URGÊNCIA Em Itabira, a comunidade quer se unir para salvar um dos seus bens mais valiosos. O assunto mobiliza a população e se reflete na imprensa local, como em publicações recentes do jornal O Trem Itabirano. “Já passou da hora de esta obra ser feita. Agora temos que executá-la de qualquer jeito. Na verdade, precisamos fazer a Igreja de Nossa Senhora do Rosário voltar a funcionar o mais rápido possível”, alerta padre Márcio Soares, pároco da Catedral de Nossa Senhora do Rosário. “Na manhã de quinta-feira, ele mostrou o interior do templo ao Estado de Minas e chamou a atenção para a beleza do forro da capela-mor, atribuído ao mineiro Manuel da Costa Ataíde, o Mestre Ataíde (1762-1830). Nele está a imagem de Nossa Senhora do Rosário, padroeira de Itabira, tendo aos pés a figura de um dragão. A pintura inspirou o itabirano Carlos Drummond de Andrade (1902-1987) – “que certamente deve ter vindo muito a esta igreja”, acredita padre Márcio. Lembrando da infância, ele escreveu: “Olha o dragão na Igreja do Rosário/Amarelo dragão envolto em chamas/Não perturba os ofícios/Deixa-se queimar, maçã na boca/Olhos no alto”.

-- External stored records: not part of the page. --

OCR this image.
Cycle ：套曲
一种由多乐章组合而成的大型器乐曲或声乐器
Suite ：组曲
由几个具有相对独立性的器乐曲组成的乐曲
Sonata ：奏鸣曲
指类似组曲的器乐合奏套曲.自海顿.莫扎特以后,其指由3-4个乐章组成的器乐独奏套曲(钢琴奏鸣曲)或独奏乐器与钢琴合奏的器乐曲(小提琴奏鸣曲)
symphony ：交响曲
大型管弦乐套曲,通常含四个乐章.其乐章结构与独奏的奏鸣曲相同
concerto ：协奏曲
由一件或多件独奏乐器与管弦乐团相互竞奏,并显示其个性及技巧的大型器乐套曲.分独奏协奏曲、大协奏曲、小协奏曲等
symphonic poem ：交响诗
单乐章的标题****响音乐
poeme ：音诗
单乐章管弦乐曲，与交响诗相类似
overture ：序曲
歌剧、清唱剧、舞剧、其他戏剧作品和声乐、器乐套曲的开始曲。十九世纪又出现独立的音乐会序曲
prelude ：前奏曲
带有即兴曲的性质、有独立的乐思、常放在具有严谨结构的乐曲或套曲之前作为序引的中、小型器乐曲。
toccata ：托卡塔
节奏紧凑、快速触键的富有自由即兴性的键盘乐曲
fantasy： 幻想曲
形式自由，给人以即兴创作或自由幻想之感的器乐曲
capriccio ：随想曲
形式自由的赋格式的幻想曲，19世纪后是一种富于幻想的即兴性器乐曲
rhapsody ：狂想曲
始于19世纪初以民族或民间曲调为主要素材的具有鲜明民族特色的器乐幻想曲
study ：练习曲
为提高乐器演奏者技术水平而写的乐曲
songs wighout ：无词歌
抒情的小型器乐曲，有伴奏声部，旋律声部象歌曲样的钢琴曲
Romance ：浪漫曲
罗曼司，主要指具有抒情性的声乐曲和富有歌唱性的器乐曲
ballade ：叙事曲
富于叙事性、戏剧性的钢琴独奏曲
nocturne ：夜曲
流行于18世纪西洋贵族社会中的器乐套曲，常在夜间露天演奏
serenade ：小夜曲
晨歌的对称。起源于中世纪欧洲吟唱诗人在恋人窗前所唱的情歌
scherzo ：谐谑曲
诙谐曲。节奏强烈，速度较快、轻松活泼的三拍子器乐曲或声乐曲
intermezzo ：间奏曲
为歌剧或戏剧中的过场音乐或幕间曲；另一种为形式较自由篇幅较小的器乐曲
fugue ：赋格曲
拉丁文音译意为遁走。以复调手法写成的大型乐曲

Integrante do Museu do Território – Caminhos Drummondianos, criado em dezembro de 2000 e agregando igrejas, casarões, museu e outros pontos de relevância de Itabira, a Igreja de Nossa Senhora do Rosário, vinculada à Diocese de Itabira, não abriga mais as missas, casamentos, batizados e outras cerimônias católicas. “Esta igreja sempre foi muito frequentada, hoje não tem mais nada. O último restauro ocorreu há uns 16 anos”, lamenta o padre.

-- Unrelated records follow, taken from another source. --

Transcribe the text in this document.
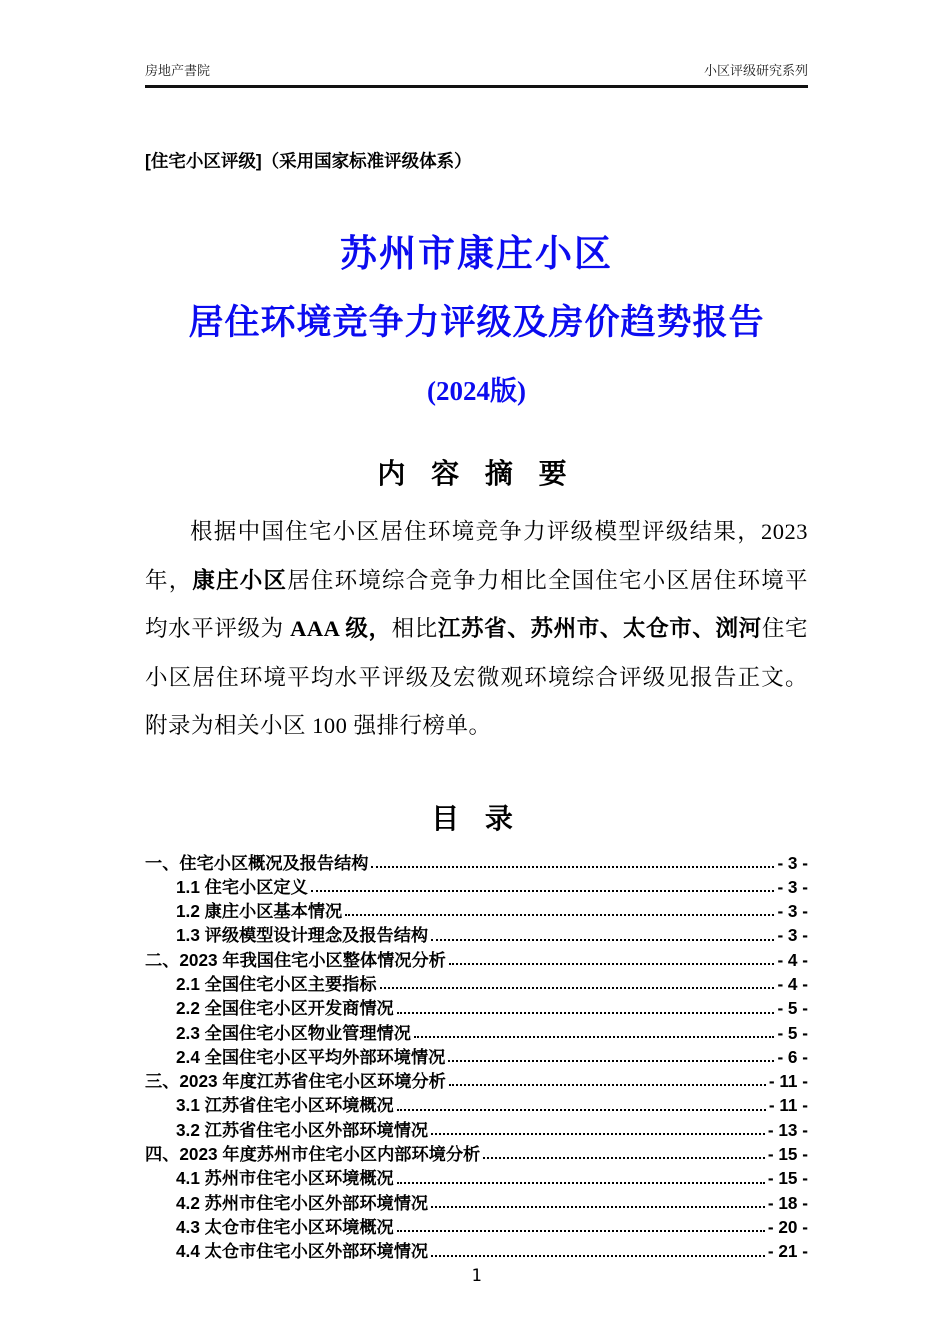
房地产書院	小区评级研究系列
[住宅小区评级]（采用国家标准评级体系）
苏州市康庄小区
居住环境竞争力评级及房价趋势报告
(2024版)
内 容 摘 要

根据中国住宅小区居住环境竞争力评级模型评级结果，2023 年，康庄小区居住环境综合竞争力相比全国住宅小区居住环境平均水平评级为 AAA 级，相比江苏省、苏州市、太仓市、浏河住宅小区居住环境平均水平评级及宏微观环境综合评级见报告正文。附录为相关小区 100 强排行榜单。

目 录
一、住宅小区概况及报告结构	- 3 -
1.1 住宅小区定义	- 3 -
1.2 康庄小区基本情况	- 3 -
1.3 评级模型设计理念及报告结构	- 3 -
二、2023 年我国住宅小区整体情况分析	- 4 -
2.1 全国住宅小区主要指标	- 4 -
2.2 全国住宅小区开发商情况	- 5 -
2.3 全国住宅小区物业管理情况	- 5 -
2.4 全国住宅小区平均外部环境情况	- 6 -
三、2023 年度江苏省住宅小区环境分析	- 11 -
3.1 江苏省住宅小区环境概况	- 11 -
3.2 江苏省住宅小区外部环境情况	- 13 -
四、2023 年度苏州市住宅小区内部环境分析	- 15 -
4.1 苏州市住宅小区环境概况	- 15 -
4.2 苏州市住宅小区外部环境情况	- 18 -
4.3 太仓市住宅小区环境概况	- 20 -
4.4 太仓市住宅小区外部环境情况	- 21 -
1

Para os moradores, a situação só traz desalento. Casada há 34 anos com José Miguel Caetano, a dona de casa Joana D’Arc Souza Caetano explica que foi rainha do Rosário numa das festas em louvor a Nossa Senhora, e se casou no templo agora fechado. “Muita gente, que passava aí apenas para rezar, me pergunta quando a igreja vai reabrir, quando vão arrumá-la”, diz Joana D’Arc, também ansiosa pela resposta. Ela e José Miguel, pais de três filhas, atuam também como zeladores.

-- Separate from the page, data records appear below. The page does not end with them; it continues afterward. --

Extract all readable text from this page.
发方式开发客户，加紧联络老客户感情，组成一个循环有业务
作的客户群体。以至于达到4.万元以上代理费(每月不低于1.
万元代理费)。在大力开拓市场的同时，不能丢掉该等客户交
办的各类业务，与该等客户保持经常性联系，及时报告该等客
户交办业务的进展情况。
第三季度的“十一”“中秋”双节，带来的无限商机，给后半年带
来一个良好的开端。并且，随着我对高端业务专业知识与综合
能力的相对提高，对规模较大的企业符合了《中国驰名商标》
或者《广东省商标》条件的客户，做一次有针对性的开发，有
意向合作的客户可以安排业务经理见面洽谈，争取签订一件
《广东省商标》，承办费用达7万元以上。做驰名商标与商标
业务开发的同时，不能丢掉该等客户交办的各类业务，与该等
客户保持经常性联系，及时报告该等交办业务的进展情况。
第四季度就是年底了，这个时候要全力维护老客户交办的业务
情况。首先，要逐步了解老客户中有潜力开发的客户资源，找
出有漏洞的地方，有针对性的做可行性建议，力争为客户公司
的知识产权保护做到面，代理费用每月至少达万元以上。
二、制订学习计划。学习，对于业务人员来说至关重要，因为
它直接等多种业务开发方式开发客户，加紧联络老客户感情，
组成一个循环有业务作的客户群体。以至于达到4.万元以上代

A superintendência do Iphan em BH informa que autorizou o arquiteto Fernando Santi, de Itabira, a acompanhar os serviços emergenciais. Ele explica que está trabalhando por enquanto como voluntário e que monitora a igreja. Segundo Santi, os problemas decorrem de infiltração no telhado, e, ao que tudo indica, podem derivar de uma restauração malfeita há anos. As intervenções futuras preveem dois pilares para segurar o telhado e outro de concreto, dentro da parede. O Estado de Minas entrou em contato com a Prefeitura de Itabira, mas não obteve resposta sobre uma possível participação no restauro do templo.

Patrimônio ameaçado

Igrejas, capelas, casarões, museus e sedes de entidades sofrem com problema na cobertura, o que aumenta a degradação no período chuvoso. Mas há muitos outras sérias questões que podem levar ao colapso, se providências urgentes não forem tomadas. Veja alguns exemplos


» Igreja de Nossa Senhora do Rosário em Itabira, na Região Central
» Matriz de Santo Antônio no distrito de Glaura, em Ouro Preto, na Região Central
» Matriz do Santíssimo Sacramento em Jequitibá, na Região Central
» Igrejas de Nossa Senhora da Conceição e de Nossa Senhora do Rosário no distrito de Acuruí, em Itabirito, na Região Central
» Igreja de Nossa Senhora do Rosário em Brejo do Amparo, em Januária, no Norte de Minas
» Igreja de Nossa Senhora da Conceição em Berilo, no Vale do Jequitinhonha
» Museu Histórico Aurélio Dolabella, Casa da Cultura, em Santa Luzia, na Região Metropolitana de Belo Horizonte
» Sobradão no Centro de Minas Novas, no Vale do Jequitinhonha
» Casarão (antiga Casa dos Conselhos) ao lado da Matriz do Pilar em São João del-Rei, na Região do Campo das Vertentes
» Prédio da União Operária Beneficente em Jequitinhonha, no Vale do Jequitinhonha
» Hotel Glória no Centro de Ponte Nova, na Zona da Mata


Fonte: Coordenadoria das Promotorias de Justiça de Defesa do Patrimônio
Cultural e Turístico de Minas Gerais (CPPC)/MPMG


receba nossa newsletter

Comece o dia com as notícias selecionadas pelo nosso editor

Cadastro realizado com sucesso!

*Para comentar, faça seu login ou assine

Publicidade

(none) || (none)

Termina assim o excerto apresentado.